The maintenance manager for a Portland, Oregon property management company that’s been under fire for asbestos violations told a local news station this week that he has been fired from his job, several months after ordering asbestos testing to verify the presence of the toxic mineral.
Jason Eaton spoke with a reporter at KOIN 6 News and said he was fired last Wednesday, about six months after discovering asbestos during renovations at the Commons at Sylvan Highlands, a large apartment complex operated by Tandem Property Management.
Eaton said he had directed an employee to have the building material tested by a licensed company, a process which he said showed there were unsafe levels of asbestos throughout various places in the complex.
Eaton is the third employee of Tandem Property Management to be wrongfully terminated after blowing the whistle about the presence of asbestos.
He told KOIN 6 News that he would now be joining a lawsuit being brought by the other two former employees, Khataun Thompson and Alyssa DeWeese.
Thompson worked in maintenance and DeWeese in the rental office. The latter was fired after she was asked to engage in “intimidation and retaliation” against another employee who knew about the asbestos problem. She refused.
Eaton claims similar tactics. He says that within minutes after he participated in Oregon OSHA’s investigation into the asbestos, he received two inaccurate write-ups about his work performance.
Prior to that, however, he had been the recipient of multiple promotions and was lauded several times for his exemplary work.
Other staff members witnessed the harassment and reported it to the Bureau of Labor and Industries. One colleague of Eaton’s stated that vice-president of apartment operations Tonya Tiedemann “began to bully and threaten Eaton, creating a stressful work environment for Eaton and the rest of the staff.”

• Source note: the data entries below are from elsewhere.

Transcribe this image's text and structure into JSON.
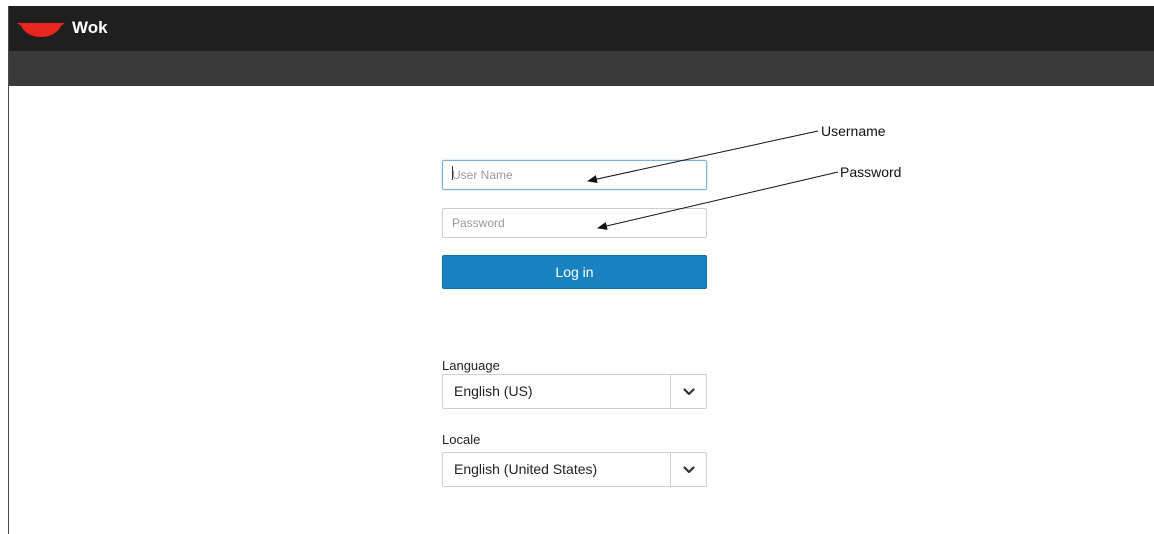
{
  "header": {
    "app_name": "Wok",
    "logo_icon": "wok-icon",
    "logo_color": "#e8251f"
  },
  "login": {
    "username_placeholder": "User Name",
    "password_placeholder": "Password",
    "login_label": "Log in"
  },
  "language": {
    "label": "Language",
    "selected": "English (US)"
  },
  "locale": {
    "label": "Locale",
    "selected": "English (United States)"
  },
  "annotations": {
    "username": "Username",
    "password": "Password"
  },
  "colors": {
    "topbar": "#1f1f1f",
    "subbar": "#3a3a3a",
    "accent": "#1983c1"
  }
}
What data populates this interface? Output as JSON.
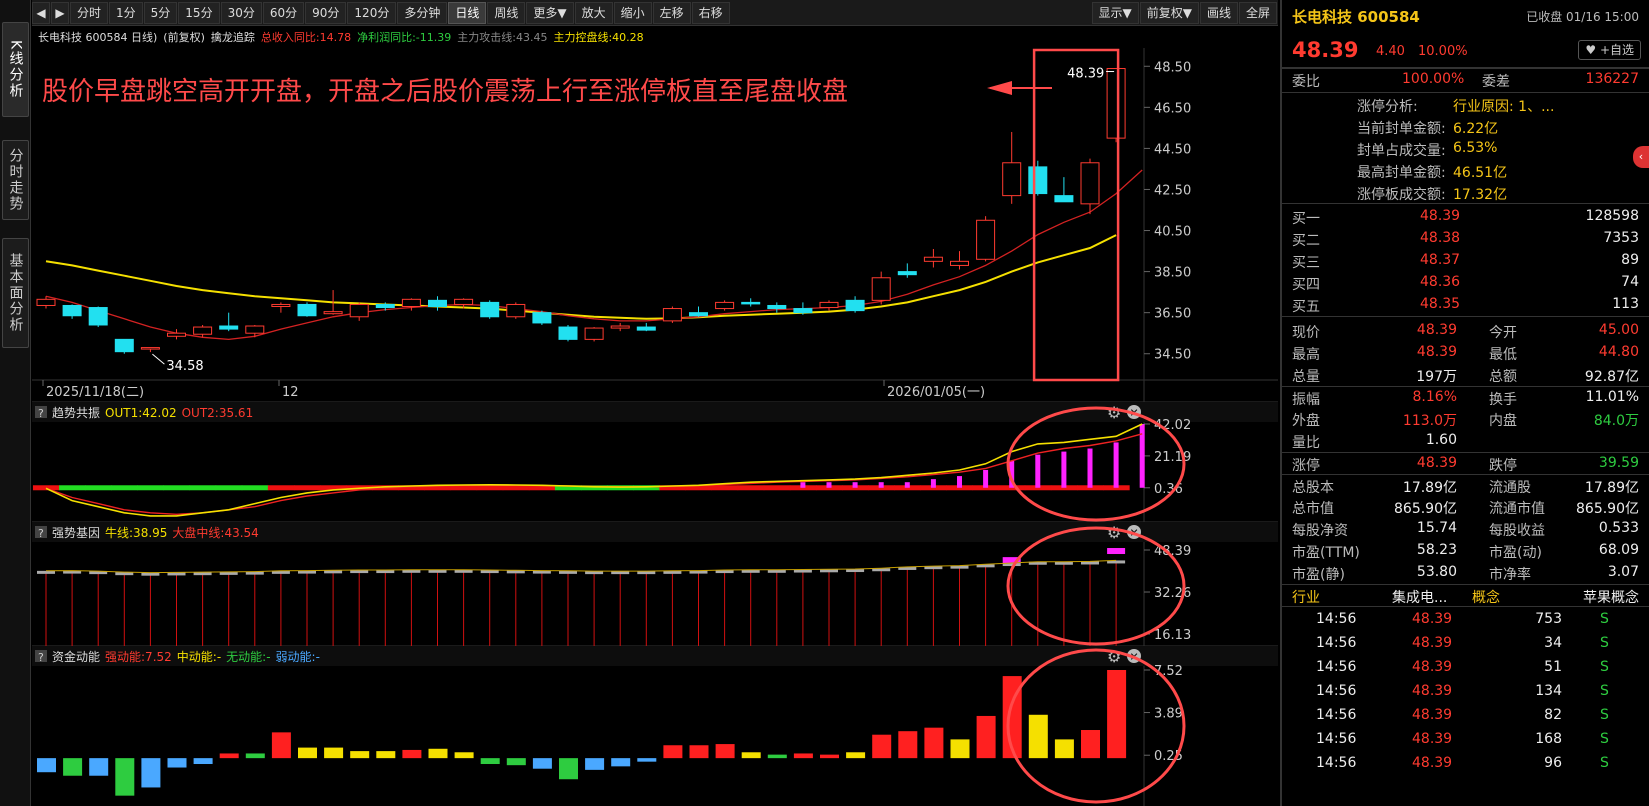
{
  "sidebar": {
    "tabs": [
      {
        "label": "K线分析",
        "active": true
      },
      {
        "label": "分时走势",
        "active": false
      },
      {
        "label": "基本面分析",
        "active": false
      }
    ]
  },
  "toolbar": {
    "prev_arrow": "◀",
    "next_arrow": "▶",
    "items": [
      "分时",
      "1分",
      "5分",
      "15分",
      "30分",
      "60分",
      "90分",
      "120分",
      "多分钟",
      "日线",
      "周线",
      "更多▼",
      "放大",
      "缩小",
      "左移",
      "右移"
    ],
    "active_item": "日线",
    "right_items": [
      "显示▼",
      "前复权▼",
      "画线",
      "全屏"
    ]
  },
  "infobar": {
    "stock": "长电科技 600584 日线)",
    "adjust": "(前复权)",
    "indicator": "擒龙追踪",
    "rev": "总收入同比:14.78",
    "profit": "净利润同比:-11.39",
    "attack": "主力攻击线:43.45",
    "control": "主力控盘线:40.28"
  },
  "annotation": {
    "text": "股价早盘跳空高开开盘，开盘之后股价震荡上行至涨停板直至尾盘收盘",
    "close_label": "48.39",
    "low_label": "34.58"
  },
  "axis": {
    "price_ticks": [
      "48.50",
      "46.50",
      "44.50",
      "42.50",
      "40.50",
      "38.50",
      "36.50",
      "34.50"
    ],
    "date_labels": [
      "2025/11/18(二)",
      "12",
      "2026/01/05(一)"
    ]
  },
  "panels": {
    "p1": {
      "q": "?",
      "title": "趋势共振",
      "v1": "OUT1:42.02",
      "v2": "OUT2:35.61",
      "ticks": [
        "42.02",
        "21.19",
        "0.36"
      ]
    },
    "p2": {
      "q": "?",
      "title": "强势基因",
      "v1": "牛线:38.95",
      "v2": "大盘中线:43.54",
      "ticks": [
        "48.39",
        "32.26",
        "16.13"
      ]
    },
    "p3": {
      "q": "?",
      "title": "资金动能",
      "v1": "强动能:7.52",
      "v2": "中动能:-",
      "v3": "无动能:-",
      "v4": "弱动能:-",
      "ticks": [
        "7.52",
        "3.89",
        "0.25"
      ]
    }
  },
  "colors": {
    "up": "#ff3b30",
    "down": "#22e0f0",
    "ma5": "#d32222",
    "ma20": "#f5e000",
    "annotation": "#ff4a4a",
    "magenta": "#ff22ff"
  },
  "chart_data": {
    "type": "candlestick",
    "ylim": [
      34.0,
      49.0
    ],
    "candles": [
      {
        "o": 36.85,
        "h": 37.3,
        "l": 36.7,
        "c": 37.15
      },
      {
        "o": 36.85,
        "h": 36.9,
        "l": 36.2,
        "c": 36.35
      },
      {
        "o": 36.75,
        "h": 36.8,
        "l": 35.8,
        "c": 35.9
      },
      {
        "o": 35.2,
        "h": 35.2,
        "l": 34.5,
        "c": 34.6
      },
      {
        "o": 34.75,
        "h": 34.8,
        "l": 34.58,
        "c": 34.8
      },
      {
        "o": 35.35,
        "h": 35.7,
        "l": 35.2,
        "c": 35.5
      },
      {
        "o": 35.45,
        "h": 35.9,
        "l": 35.3,
        "c": 35.8
      },
      {
        "o": 35.85,
        "h": 36.5,
        "l": 35.6,
        "c": 35.7
      },
      {
        "o": 35.5,
        "h": 35.9,
        "l": 35.3,
        "c": 35.85
      },
      {
        "o": 36.8,
        "h": 37.0,
        "l": 36.5,
        "c": 36.9
      },
      {
        "o": 36.9,
        "h": 37.0,
        "l": 36.3,
        "c": 36.35
      },
      {
        "o": 36.45,
        "h": 37.6,
        "l": 36.4,
        "c": 36.55
      },
      {
        "o": 36.3,
        "h": 37.0,
        "l": 36.1,
        "c": 36.9
      },
      {
        "o": 36.9,
        "h": 37.0,
        "l": 36.6,
        "c": 36.75
      },
      {
        "o": 36.8,
        "h": 37.2,
        "l": 36.6,
        "c": 37.15
      },
      {
        "o": 37.1,
        "h": 37.3,
        "l": 36.6,
        "c": 36.8
      },
      {
        "o": 36.9,
        "h": 37.2,
        "l": 36.7,
        "c": 37.15
      },
      {
        "o": 37.0,
        "h": 37.1,
        "l": 36.2,
        "c": 36.3
      },
      {
        "o": 36.3,
        "h": 37.0,
        "l": 36.2,
        "c": 36.9
      },
      {
        "o": 36.5,
        "h": 36.6,
        "l": 35.9,
        "c": 36.0
      },
      {
        "o": 35.8,
        "h": 35.9,
        "l": 35.1,
        "c": 35.2
      },
      {
        "o": 35.2,
        "h": 35.8,
        "l": 35.1,
        "c": 35.75
      },
      {
        "o": 35.75,
        "h": 36.0,
        "l": 35.6,
        "c": 35.85
      },
      {
        "o": 35.8,
        "h": 36.0,
        "l": 35.6,
        "c": 35.65
      },
      {
        "o": 36.1,
        "h": 36.8,
        "l": 36.0,
        "c": 36.7
      },
      {
        "o": 36.5,
        "h": 36.8,
        "l": 36.3,
        "c": 36.35
      },
      {
        "o": 36.7,
        "h": 37.1,
        "l": 36.6,
        "c": 37.0
      },
      {
        "o": 37.0,
        "h": 37.2,
        "l": 36.8,
        "c": 36.95
      },
      {
        "o": 36.85,
        "h": 37.0,
        "l": 36.5,
        "c": 36.7
      },
      {
        "o": 36.7,
        "h": 37.0,
        "l": 36.4,
        "c": 36.5
      },
      {
        "o": 36.75,
        "h": 37.1,
        "l": 36.6,
        "c": 37.0
      },
      {
        "o": 37.1,
        "h": 37.3,
        "l": 36.5,
        "c": 36.6
      },
      {
        "o": 37.1,
        "h": 38.5,
        "l": 36.9,
        "c": 38.2
      },
      {
        "o": 38.5,
        "h": 38.9,
        "l": 38.2,
        "c": 38.35
      },
      {
        "o": 39.0,
        "h": 39.6,
        "l": 38.7,
        "c": 39.2
      },
      {
        "o": 38.8,
        "h": 39.5,
        "l": 38.6,
        "c": 39.0
      },
      {
        "o": 39.1,
        "h": 41.2,
        "l": 39.0,
        "c": 41.0
      },
      {
        "o": 42.2,
        "h": 45.3,
        "l": 41.8,
        "c": 43.8
      },
      {
        "o": 43.6,
        "h": 43.9,
        "l": 42.2,
        "c": 42.3
      },
      {
        "o": 42.2,
        "h": 43.1,
        "l": 41.9,
        "c": 41.9
      },
      {
        "o": 41.8,
        "h": 44.0,
        "l": 41.3,
        "c": 43.8
      },
      {
        "o": 45.0,
        "h": 48.39,
        "l": 44.8,
        "c": 48.39
      }
    ],
    "ma_red": [
      37.3,
      37.0,
      36.6,
      36.2,
      35.8,
      35.5,
      35.3,
      35.2,
      35.35,
      35.7,
      36.0,
      36.3,
      36.5,
      36.65,
      36.75,
      36.85,
      36.9,
      36.85,
      36.7,
      36.55,
      36.35,
      36.2,
      36.1,
      36.1,
      36.2,
      36.3,
      36.45,
      36.55,
      36.65,
      36.7,
      36.75,
      36.85,
      37.05,
      37.4,
      37.85,
      38.25,
      38.8,
      39.5,
      40.3,
      40.9,
      41.4,
      42.3,
      43.45
    ],
    "ma_yellow": [
      39.0,
      38.8,
      38.55,
      38.3,
      38.05,
      37.8,
      37.6,
      37.45,
      37.3,
      37.2,
      37.1,
      37.0,
      36.95,
      36.9,
      36.85,
      36.8,
      36.75,
      36.7,
      36.6,
      36.5,
      36.4,
      36.3,
      36.25,
      36.2,
      36.22,
      36.28,
      36.35,
      36.4,
      36.45,
      36.5,
      36.55,
      36.65,
      36.8,
      37.0,
      37.3,
      37.6,
      38.0,
      38.5,
      38.95,
      39.3,
      39.65,
      40.28
    ],
    "p1_out1": [
      0.0,
      -8,
      -12,
      -16,
      -18,
      -18,
      -16,
      -14,
      -10,
      -6,
      -3,
      -1,
      0,
      1,
      1.5,
      2,
      2.2,
      2.3,
      2.2,
      2.0,
      1.5,
      1.0,
      0.8,
      1.0,
      1.5,
      2.0,
      3.0,
      4.0,
      4.5,
      5.0,
      5.5,
      6.0,
      7,
      8.5,
      10,
      12,
      16,
      24,
      29,
      30,
      32,
      34,
      42.02
    ],
    "p1_out2": [
      0.0,
      -6,
      -10,
      -14,
      -16,
      -17,
      -16,
      -14,
      -12,
      -8,
      -5,
      -3,
      -1,
      0,
      1,
      1.5,
      2,
      2,
      2,
      1.8,
      1.5,
      1.2,
      1.0,
      1.0,
      1.2,
      1.8,
      2.5,
      3.2,
      4.0,
      4.5,
      5.0,
      5.5,
      6.5,
      7.5,
      9,
      10.5,
      13,
      18,
      23,
      26,
      28,
      31,
      35.61
    ],
    "p1_bars": [
      0,
      0,
      0,
      0,
      0,
      0,
      0,
      0,
      0,
      0,
      0,
      0,
      0,
      0,
      0,
      0,
      0,
      0,
      0,
      0,
      0,
      0,
      0,
      0,
      0,
      0,
      0,
      0,
      0,
      4,
      4,
      4,
      4,
      4,
      6,
      8,
      12,
      18,
      22,
      24,
      26,
      30,
      42.02
    ],
    "p1_bg": [
      "red",
      "green",
      "green",
      "green",
      "green",
      "green",
      "green",
      "green",
      "green",
      "red",
      "red",
      "red",
      "red",
      "red",
      "red",
      "red",
      "red",
      "red",
      "red",
      "red",
      "green",
      "green",
      "green",
      "green",
      "red",
      "red",
      "red",
      "red",
      "red",
      "red",
      "red",
      "red",
      "red",
      "red",
      "red",
      "red",
      "red",
      "red",
      "red",
      "red",
      "red",
      "red"
    ],
    "p2_gray": [
      40.0,
      40.1,
      39.9,
      39.5,
      39.3,
      39.4,
      39.5,
      39.6,
      39.7,
      40.0,
      40.1,
      40.2,
      40.3,
      40.3,
      40.4,
      40.4,
      40.4,
      40.3,
      40.2,
      40.1,
      40.0,
      39.9,
      39.9,
      39.9,
      40.0,
      40.1,
      40.3,
      40.4,
      40.4,
      40.5,
      40.6,
      40.7,
      41.0,
      41.5,
      41.8,
      42.0,
      42.5,
      43.0,
      43.5,
      43.5,
      43.6,
      44.0
    ],
    "p2_magenta": [
      0,
      0,
      0,
      0,
      0,
      0,
      0,
      0,
      0,
      0,
      0,
      0,
      0,
      0,
      0,
      0,
      0,
      0,
      0,
      0,
      0,
      0,
      0,
      0,
      0,
      0,
      0,
      0,
      0,
      0,
      0,
      0,
      0,
      0,
      0,
      0,
      0,
      44.5,
      0,
      0,
      0,
      48.0
    ],
    "p3_vals": [
      -1.2,
      -1.5,
      -1.5,
      -3.2,
      -2.5,
      -0.8,
      -0.5,
      0.4,
      0.4,
      2.2,
      0.9,
      0.9,
      0.6,
      0.6,
      0.7,
      0.8,
      0.5,
      -0.5,
      -0.6,
      -0.9,
      -1.8,
      -1.0,
      -0.7,
      -0.3,
      1.1,
      1.1,
      1.2,
      0.5,
      0.3,
      0.4,
      0.3,
      0.5,
      2.0,
      2.3,
      2.6,
      1.6,
      3.6,
      7.0,
      3.7,
      1.6,
      2.4,
      7.52
    ],
    "p3_colors": [
      "#4aa8ff",
      "#2ecc40",
      "#4aa8ff",
      "#2ecc40",
      "#4aa8ff",
      "#4aa8ff",
      "#4aa8ff",
      "#ff2020",
      "#2ecc40",
      "#ff2020",
      "#f5e000",
      "#f5e000",
      "#f5e000",
      "#f5e000",
      "#ff2020",
      "#f5e000",
      "#f5e000",
      "#2ecc40",
      "#2ecc40",
      "#4aa8ff",
      "#2ecc40",
      "#4aa8ff",
      "#4aa8ff",
      "#4aa8ff",
      "#ff2020",
      "#ff2020",
      "#ff2020",
      "#f5e000",
      "#2ecc40",
      "#ff2020",
      "#ff2020",
      "#f5e000",
      "#ff2020",
      "#ff2020",
      "#ff2020",
      "#f5e000",
      "#ff2020",
      "#ff2020",
      "#f5e000",
      "#f5e000",
      "#ff2020",
      "#ff2020"
    ]
  },
  "quote": {
    "name": "长电科技 600584",
    "status": "已收盘 01/16 15:00",
    "price": "48.39",
    "change": "4.40",
    "pct": "10.00%",
    "fav": "+自选",
    "weibi_label": "委比",
    "weibi": "100.00%",
    "weicha_label": "委差",
    "weicha": "136227",
    "limit": [
      {
        "label": "涨停分析:",
        "value": "行业原因: 1、..."
      },
      {
        "label": "当前封单金额:",
        "value": "6.22亿"
      },
      {
        "label": "封单占成交量:",
        "value": "6.53%"
      },
      {
        "label": "最高封单金额:",
        "value": "46.51亿"
      },
      {
        "label": "涨停板成交额:",
        "value": "17.32亿"
      }
    ],
    "bids": [
      {
        "label": "买一",
        "price": "48.39",
        "vol": "128598"
      },
      {
        "label": "买二",
        "price": "48.38",
        "vol": "7353"
      },
      {
        "label": "买三",
        "price": "48.37",
        "vol": "89"
      },
      {
        "label": "买四",
        "price": "48.36",
        "vol": "74"
      },
      {
        "label": "买五",
        "price": "48.35",
        "vol": "113"
      }
    ],
    "stats": [
      {
        "l1": "现价",
        "v1": "48.39",
        "c1": "red",
        "l2": "今开",
        "v2": "45.00",
        "c2": "red"
      },
      {
        "l1": "最高",
        "v1": "48.39",
        "c1": "red",
        "l2": "最低",
        "v2": "44.80",
        "c2": "red"
      },
      {
        "l1": "总量",
        "v1": "197万",
        "c1": "white",
        "l2": "总额",
        "v2": "92.87亿",
        "c2": "white"
      },
      {
        "l1": "振幅",
        "v1": "8.16%",
        "c1": "red",
        "l2": "换手",
        "v2": "11.01%",
        "c2": "white"
      },
      {
        "l1": "外盘",
        "v1": "113.0万",
        "c1": "red",
        "l2": "内盘",
        "v2": "84.0万",
        "c2": "green"
      },
      {
        "l1": "量比",
        "v1": "1.60",
        "c1": "white",
        "l2": "",
        "v2": "",
        "c2": "white"
      },
      {
        "l1": "涨停",
        "v1": "48.39",
        "c1": "red",
        "l2": "跌停",
        "v2": "39.59",
        "c2": "green"
      },
      {
        "l1": "总股本",
        "v1": "17.89亿",
        "c1": "white",
        "l2": "流通股",
        "v2": "17.89亿",
        "c2": "white"
      },
      {
        "l1": "总市值",
        "v1": "865.90亿",
        "c1": "white",
        "l2": "流通市值",
        "v2": "865.90亿",
        "c2": "white"
      },
      {
        "l1": "每股净资",
        "v1": "15.74",
        "c1": "white",
        "l2": "每股收益",
        "v2": "0.533",
        "c2": "white"
      },
      {
        "l1": "市盈(TTM)",
        "v1": "58.23",
        "c1": "white",
        "l2": "市盈(动)",
        "v2": "68.09",
        "c2": "white"
      },
      {
        "l1": "市盈(静)",
        "v1": "53.80",
        "c1": "white",
        "l2": "市净率",
        "v2": "3.07",
        "c2": "white"
      }
    ],
    "industry_label": "行业",
    "industry": "集成电...",
    "concept_label": "概念",
    "concept": "苹果概念",
    "ticks": [
      {
        "time": "14:56",
        "price": "48.39",
        "vol": "753",
        "bs": "S"
      },
      {
        "time": "14:56",
        "price": "48.39",
        "vol": "34",
        "bs": "S"
      },
      {
        "time": "14:56",
        "price": "48.39",
        "vol": "51",
        "bs": "S"
      },
      {
        "time": "14:56",
        "price": "48.39",
        "vol": "134",
        "bs": "S"
      },
      {
        "time": "14:56",
        "price": "48.39",
        "vol": "82",
        "bs": "S"
      },
      {
        "time": "14:56",
        "price": "48.39",
        "vol": "168",
        "bs": "S"
      },
      {
        "time": "14:56",
        "price": "48.39",
        "vol": "96",
        "bs": "S"
      }
    ]
  }
}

In the meantime, while the renovations that revealed the asbestos were going on, none of the tenants in the complex knew they were at risk for exposure.
A complaint seeking a class-action lawsuit on behalf of the residents of Commons at Sylvan Highlands who may have been exposed to asbestos has since been filed.
Though Oregon OSHA hasn’t definitively revealed the presence of the toxin because the investigation is ongoing, it seems that employees were quite sure that there was a problem and did the right thing by alerting the higher-ups, who they thought would care about the situation.
Little did they know that it would turn into a mean and nasty battle with management, a battle from which they hope they will emerge victorious…simply because they know they did what was right in order to protect others.